You are speaking of LLMs.
Yes - I mean only to say "AI" as the term is commonly used today.
Humans can autocomplete sentences too because we understand what's going on. Prediction is a necessary criterion for intelligence, not an irrelevant one.
I haven't checked in a while, but last I checked ChatGPT it struggled on very basic things like: how many Fs are in this word? Not sure if they've managed to fix that but since that I had lost hope in getting it to do any sort of math
I understand the appeal of having a machine helping us with maths and expanding the frontier of knowledge. They can assist researchers and make them more productive. Just like they can make already programmers more productive.

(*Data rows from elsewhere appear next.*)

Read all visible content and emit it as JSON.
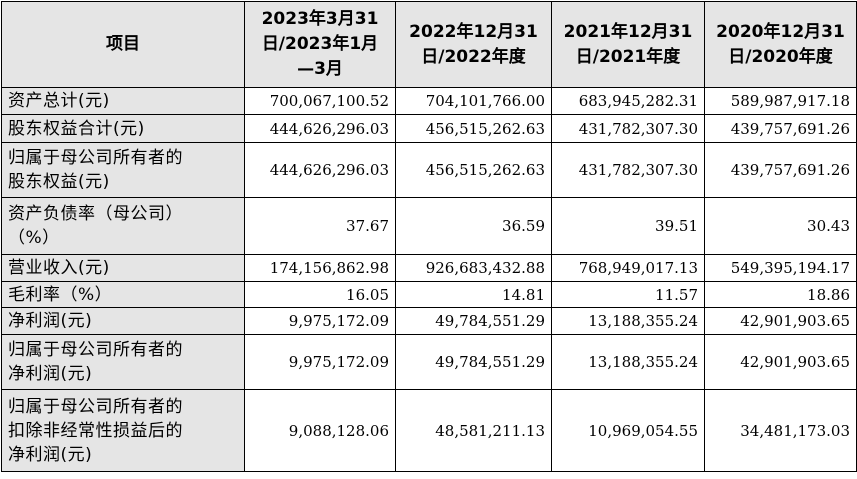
{
  "table": {
    "headers": [
      "项目",
      "2023年3月31\n日/2023年1月\n—3月",
      "2022年12月31\n日/2022年度",
      "2021年12月31\n日/2021年度",
      "2020年12月31\n日/2020年度"
    ],
    "rows": [
      {
        "label": "资产总计(元)",
        "values": [
          "700,067,100.52",
          "704,101,766.00",
          "683,945,282.31",
          "589,987,917.18"
        ]
      },
      {
        "label": "股东权益合计(元)",
        "values": [
          "444,626,296.03",
          "456,515,262.63",
          "431,782,307.30",
          "439,757,691.26"
        ]
      },
      {
        "label": "归属于母公司所有者的\n股东权益(元)",
        "values": [
          "444,626,296.03",
          "456,515,262.63",
          "431,782,307.30",
          "439,757,691.26"
        ]
      },
      {
        "label": "资产负债率（母公司）\n（%）",
        "values": [
          "37.67",
          "36.59",
          "39.51",
          "30.43"
        ]
      },
      {
        "label": "营业收入(元)",
        "values": [
          "174,156,862.98",
          "926,683,432.88",
          "768,949,017.13",
          "549,395,194.17"
        ]
      },
      {
        "label": "毛利率（%）",
        "values": [
          "16.05",
          "14.81",
          "11.57",
          "18.86"
        ]
      },
      {
        "label": "净利润(元)",
        "values": [
          "9,975,172.09",
          "49,784,551.29",
          "13,188,355.24",
          "42,901,903.65"
        ]
      },
      {
        "label": "归属于母公司所有者的\n净利润(元)",
        "values": [
          "9,975,172.09",
          "49,784,551.29",
          "13,188,355.24",
          "42,901,903.65"
        ]
      },
      {
        "label": "归属于母公司所有者的\n扣除非经常性损益后的\n净利润(元)",
        "values": [
          "9,088,128.06",
          "48,581,211.13",
          "10,969,054.55",
          "34,481,173.03"
        ]
      }
    ]
  }
}
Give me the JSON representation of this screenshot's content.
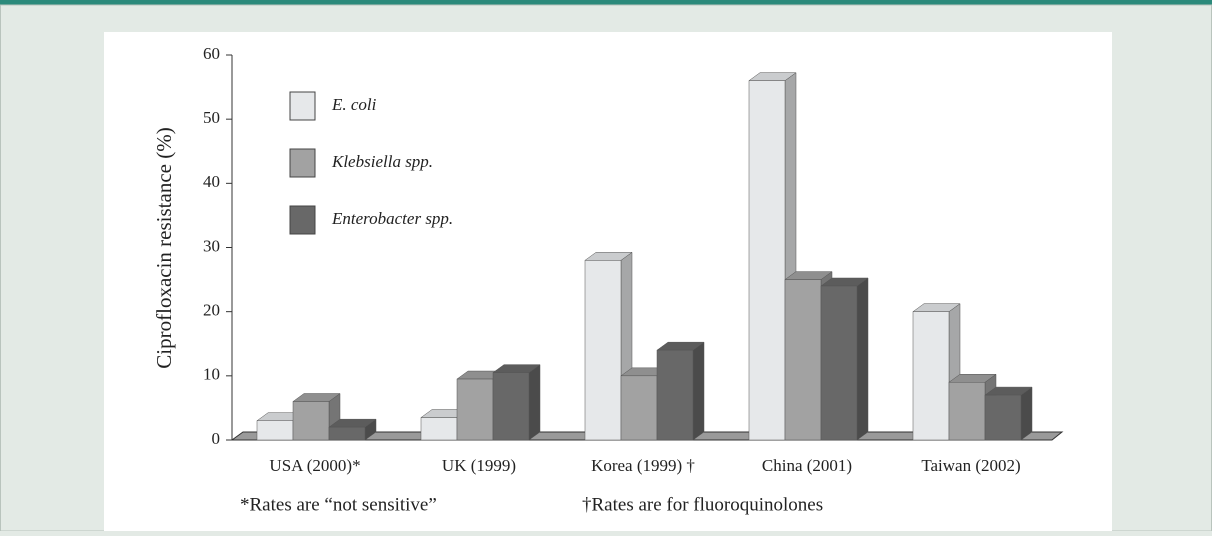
{
  "chart_data": {
    "type": "bar",
    "ylabel": "Ciprofloxacin resistance (%)",
    "categories": [
      "USA (2000)*",
      "UK (1999)",
      "Korea (1999) †",
      "China (2001)",
      "Taiwan (2002)"
    ],
    "series": [
      {
        "name": "E. coli",
        "color": "#e6e8ea",
        "values": [
          3,
          3.5,
          28,
          56,
          20
        ]
      },
      {
        "name": "Klebsiella spp.",
        "color": "#a2a2a2",
        "values": [
          6,
          9.5,
          10,
          25,
          9
        ]
      },
      {
        "name": "Enterobacter spp.",
        "color": "#686868",
        "values": [
          2,
          10.5,
          14,
          24,
          7
        ]
      }
    ],
    "ylim": [
      0,
      60
    ],
    "yticks": [
      0,
      10,
      20,
      30,
      40,
      50,
      60
    ],
    "footnotes": [
      "*Rates are “not sensitive”",
      "†Rates are for fluoroquinolones"
    ]
  }
}
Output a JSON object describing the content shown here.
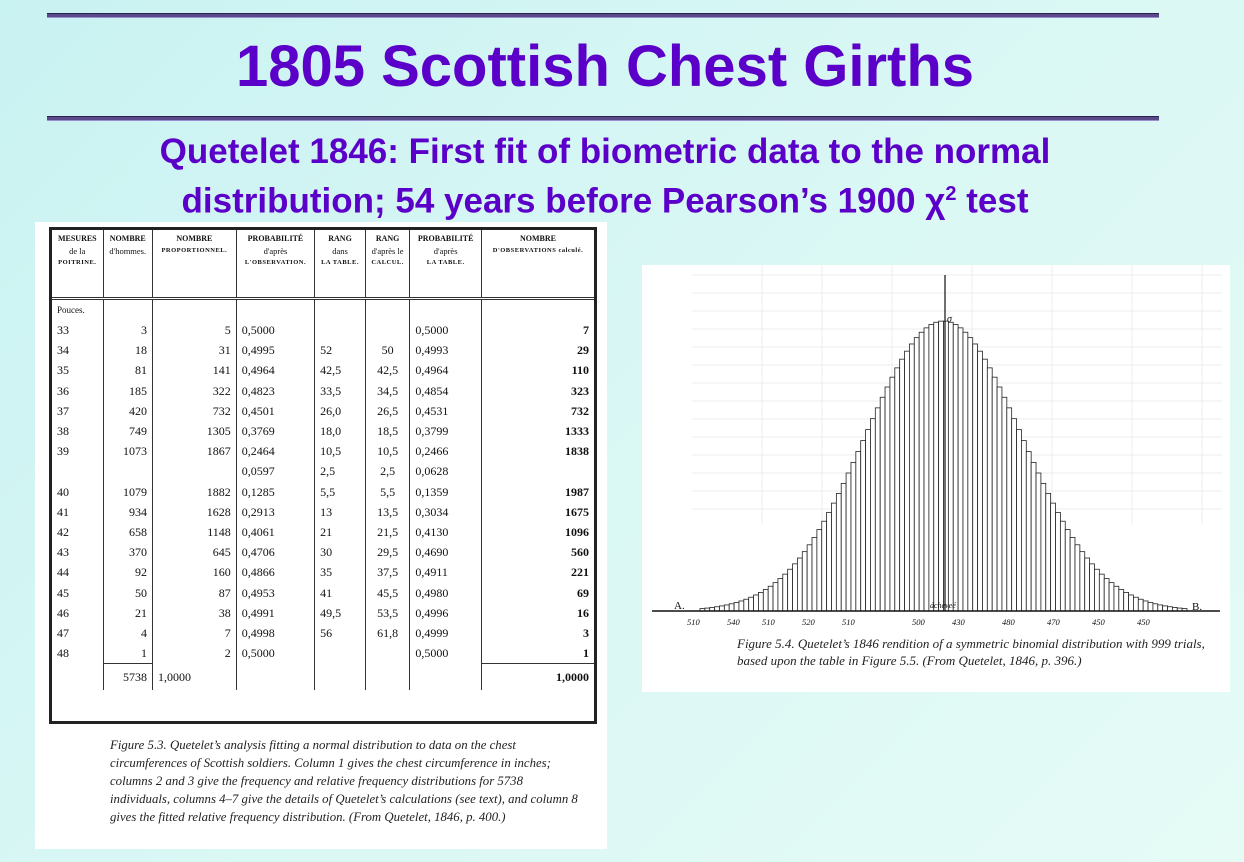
{
  "slide": {
    "title": "1805 Scottish Chest Girths",
    "subtitle_line1": "Quetelet 1846: First fit of biometric data to the normal",
    "subtitle_line2_pre": "distribution; 54 years before Pearson’s 1900 χ",
    "subtitle_sup": "2",
    "subtitle_line2_post": " test"
  },
  "table": {
    "headers": [
      {
        "main": "MESURES",
        "sub": "de la",
        "caps": "POITRINE."
      },
      {
        "main": "NOMBRE",
        "sub": "d'hommes.",
        "caps": ""
      },
      {
        "main": "NOMBRE",
        "sub": "",
        "caps": "PROPORTIONNEL."
      },
      {
        "main": "PROBABILITÉ",
        "sub": "d'après",
        "caps": "L'OBSERVATION."
      },
      {
        "main": "RANG",
        "sub": "dans",
        "caps": "LA TABLE."
      },
      {
        "main": "RANG",
        "sub": "d'après le",
        "caps": "CALCUL."
      },
      {
        "main": "PROBABILITÉ",
        "sub": "d'après",
        "caps": "LA TABLE."
      },
      {
        "main": "NOMBRE",
        "sub": "",
        "caps": "D'OBSERVATIONS calculé."
      }
    ],
    "pouces_label": "Pouces.",
    "rows": [
      [
        "33",
        "3",
        "5",
        "0,5000",
        "",
        "",
        "0,5000",
        "7"
      ],
      [
        "34",
        "18",
        "31",
        "0,4995",
        "52",
        "50",
        "0,4993",
        "29"
      ],
      [
        "35",
        "81",
        "141",
        "0,4964",
        "42,5",
        "42,5",
        "0,4964",
        "110"
      ],
      [
        "36",
        "185",
        "322",
        "0,4823",
        "33,5",
        "34,5",
        "0,4854",
        "323"
      ],
      [
        "37",
        "420",
        "732",
        "0,4501",
        "26,0",
        "26,5",
        "0,4531",
        "732"
      ],
      [
        "38",
        "749",
        "1305",
        "0,3769",
        "18,0",
        "18,5",
        "0,3799",
        "1333"
      ],
      [
        "39",
        "1073",
        "1867",
        "0,2464",
        "10,5",
        "10,5",
        "0,2466",
        "1838"
      ],
      [
        "",
        "",
        "",
        "0,0597",
        "2,5",
        "2,5",
        "0,0628",
        ""
      ],
      [
        "40",
        "1079",
        "1882",
        "0,1285",
        "5,5",
        "5,5",
        "0,1359",
        "1987"
      ],
      [
        "41",
        "934",
        "1628",
        "0,2913",
        "13",
        "13,5",
        "0,3034",
        "1675"
      ],
      [
        "42",
        "658",
        "1148",
        "0,4061",
        "21",
        "21,5",
        "0,4130",
        "1096"
      ],
      [
        "43",
        "370",
        "645",
        "0,4706",
        "30",
        "29,5",
        "0,4690",
        "560"
      ],
      [
        "44",
        "92",
        "160",
        "0,4866",
        "35",
        "37,5",
        "0,4911",
        "221"
      ],
      [
        "45",
        "50",
        "87",
        "0,4953",
        "41",
        "45,5",
        "0,4980",
        "69"
      ],
      [
        "46",
        "21",
        "38",
        "0,4991",
        "49,5",
        "53,5",
        "0,4996",
        "16"
      ],
      [
        "47",
        "4",
        "7",
        "0,4998",
        "56",
        "61,8",
        "0,4999",
        "3"
      ],
      [
        "48",
        "1",
        "2",
        "0,5000",
        "",
        "",
        "0,5000",
        "1"
      ]
    ],
    "total_men": "5738",
    "total_prop": "1,0000",
    "total_calc": "1,0000"
  },
  "left_caption": "Figure 5.3. Quetelet’s analysis fitting a normal distribution to data on the chest circumferences of Scottish soldiers. Column 1 gives the chest circumference in inches; columns 2 and 3 give the frequency and relative frequency distributions for 5738 individuals, columns 4–7 give the details of Quetelet’s calculations (see text), and column 8 gives the fitted relative frequency distribution. (From Quetelet, 1846, p. 400.)",
  "chart_data": {
    "type": "bar",
    "description_labels": {
      "left_end": "A.",
      "right_end": "B.",
      "peak": "σ"
    },
    "tick_labels": [
      "510",
      "540",
      "510",
      "520",
      "510",
      "500",
      "430",
      "480",
      "470",
      "450",
      "450"
    ],
    "center_label": "ácheveé",
    "bar_count": 100,
    "peak_index": 50
  },
  "right_caption": "Figure 5.4. Quetelet’s 1846 rendition of a symmetric binomial distribution with 999 trials, based upon the table in Figure 5.5. (From Quetelet, 1846, p. 396.)",
  "colors": {
    "title": "#5b00c8",
    "background": "#d8f7f4"
  }
}
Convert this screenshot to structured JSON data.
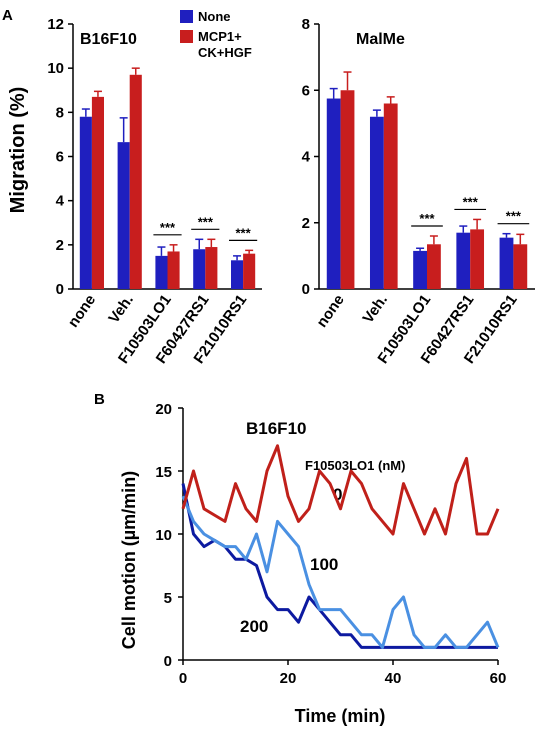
{
  "colors": {
    "none": "#1f1fbf",
    "mcp1": "#c81e1e",
    "dark_blue": "#0d1aa0",
    "light_blue": "#4a90e2",
    "red_line": "#c0201a"
  },
  "panel_labels": {
    "a": "A",
    "b": "B"
  },
  "chart_data": [
    {
      "type": "bar",
      "title": "B16F10",
      "ylabel": "Migration (%)",
      "xlabel": "",
      "ylim": [
        0,
        12
      ],
      "yticks": [
        "0",
        "2",
        "4",
        "6",
        "8",
        "10",
        "12"
      ],
      "categories": [
        "none",
        "Veh.",
        "F10503LO1",
        "F60427RS1",
        "F21010RS1"
      ],
      "series": [
        {
          "name": "None",
          "color": "#1f1fbf",
          "values": [
            7.8,
            6.65,
            1.5,
            1.8,
            1.3
          ],
          "errors": [
            0.35,
            1.1,
            0.4,
            0.45,
            0.2
          ]
        },
        {
          "name": "MCP1+ CK+HGF",
          "color": "#c81e1e",
          "values": [
            8.7,
            9.7,
            1.7,
            1.9,
            1.6
          ],
          "errors": [
            0.25,
            0.3,
            0.3,
            0.35,
            0.15
          ]
        }
      ],
      "significance": [
        "",
        "",
        "***",
        "***",
        "***"
      ],
      "legend": [
        "None",
        "MCP1+",
        "CK+HGF"
      ],
      "legend_position": "top-right"
    },
    {
      "type": "bar",
      "title": "MalMe",
      "ylabel": "",
      "xlabel": "",
      "ylim": [
        0,
        8
      ],
      "yticks": [
        "0",
        "2",
        "4",
        "6",
        "8"
      ],
      "categories": [
        "none",
        "Veh.",
        "F10503LO1",
        "F60427RS1",
        "F21010RS1"
      ],
      "series": [
        {
          "name": "None",
          "color": "#1f1fbf",
          "values": [
            5.75,
            5.2,
            1.15,
            1.7,
            1.55
          ],
          "errors": [
            0.3,
            0.2,
            0.08,
            0.2,
            0.12
          ]
        },
        {
          "name": "MCP1+ CK+HGF",
          "color": "#c81e1e",
          "values": [
            6.0,
            5.6,
            1.35,
            1.8,
            1.35
          ],
          "errors": [
            0.55,
            0.2,
            0.25,
            0.3,
            0.3
          ]
        }
      ],
      "significance": [
        "",
        "",
        "***",
        "***",
        "***"
      ]
    },
    {
      "type": "line",
      "title": "B16F10",
      "xlabel": "Time (min)",
      "ylabel": "Cell motion (µm/min)",
      "xlim": [
        0,
        60
      ],
      "ylim": [
        0,
        20
      ],
      "xticks": [
        "0",
        "20",
        "40",
        "60"
      ],
      "yticks": [
        "0",
        "5",
        "10",
        "15",
        "20"
      ],
      "legend_title": "F10503LO1 (nM)",
      "series": [
        {
          "name": "0",
          "color": "#c0201a",
          "x": [
            0,
            2,
            4,
            6,
            8,
            10,
            12,
            14,
            16,
            18,
            20,
            22,
            24,
            26,
            28,
            30,
            32,
            34,
            36,
            38,
            40,
            42,
            44,
            46,
            48,
            50,
            52,
            54,
            56,
            58,
            60
          ],
          "y": [
            12,
            15,
            12,
            11.5,
            11,
            14,
            12,
            11,
            15,
            17,
            13,
            11,
            12,
            15,
            14,
            12,
            15,
            14,
            12,
            11,
            10,
            14,
            12,
            10,
            12,
            10,
            14,
            16,
            10,
            10,
            12
          ]
        },
        {
          "name": "100",
          "color": "#4a90e2",
          "x": [
            0,
            2,
            4,
            6,
            8,
            10,
            12,
            14,
            16,
            18,
            20,
            22,
            24,
            26,
            28,
            30,
            32,
            34,
            36,
            38,
            40,
            42,
            44,
            46,
            48,
            50,
            52,
            54,
            56,
            58,
            60
          ],
          "y": [
            13,
            11,
            10,
            9.5,
            9,
            9,
            8,
            10,
            7,
            11,
            10,
            9,
            6,
            4,
            4,
            4,
            3,
            2,
            2,
            1,
            4,
            5,
            2,
            1,
            1,
            2,
            1,
            1,
            2,
            3,
            1
          ]
        },
        {
          "name": "200",
          "color": "#0d1aa0",
          "x": [
            0,
            2,
            4,
            6,
            8,
            10,
            12,
            14,
            16,
            18,
            20,
            22,
            24,
            26,
            28,
            30,
            32,
            34,
            36,
            38,
            40,
            42,
            44,
            46,
            48,
            50,
            52,
            54,
            56,
            58,
            60
          ],
          "y": [
            14,
            10,
            9,
            9.5,
            9,
            8,
            8,
            7.5,
            5,
            4,
            4,
            3,
            5,
            4,
            3,
            2,
            2,
            1,
            1,
            1,
            1,
            1,
            1,
            1,
            1,
            1,
            1,
            1,
            1,
            1,
            1
          ]
        }
      ]
    }
  ]
}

But maths are also fun and fulfilling activity. Very often, when we learn a math theory, it's because we want to understand and gain intuition on the concepts, or we want to solve a puzzle (for which we can already look up the solution). Maybe it's similar to chess. We didn't develop search engines to replace human players and make them play together, but they helped us become better chess players or understanding the game better.
So the recent progress is impressive, but I still don't see how we'll use this tech practically and what impacts it can have and in which fields.
I wish scientists who do psychology and cognition of actual brains could approach those AI things and talk about it, and maybe make suggestions.
I really really wish AI would make some breakthrough and be really useful, but I am so skeptical and negative about it.
Unfortunately, the scientists who study actually brains have all sort of interesting models but ultimately very little clue how these actual brains work at the level of problem solving. I mean, there's all sort of "this area is associated with that kind of process" and "here's evidence this area does this algorithm" stuff but it's all at the level you imagine steam engine engineers trying to understand a warp drive.
The "open worm project" was an effort years ago to get computer scientists involved in trying to understand what "software" a very small actual brain could run. I believe progress here has been very slow and that an idea of ignorance that much larger brains involve.
If you can't find useful things for LLMs or AI at this point, you must just lack imagination.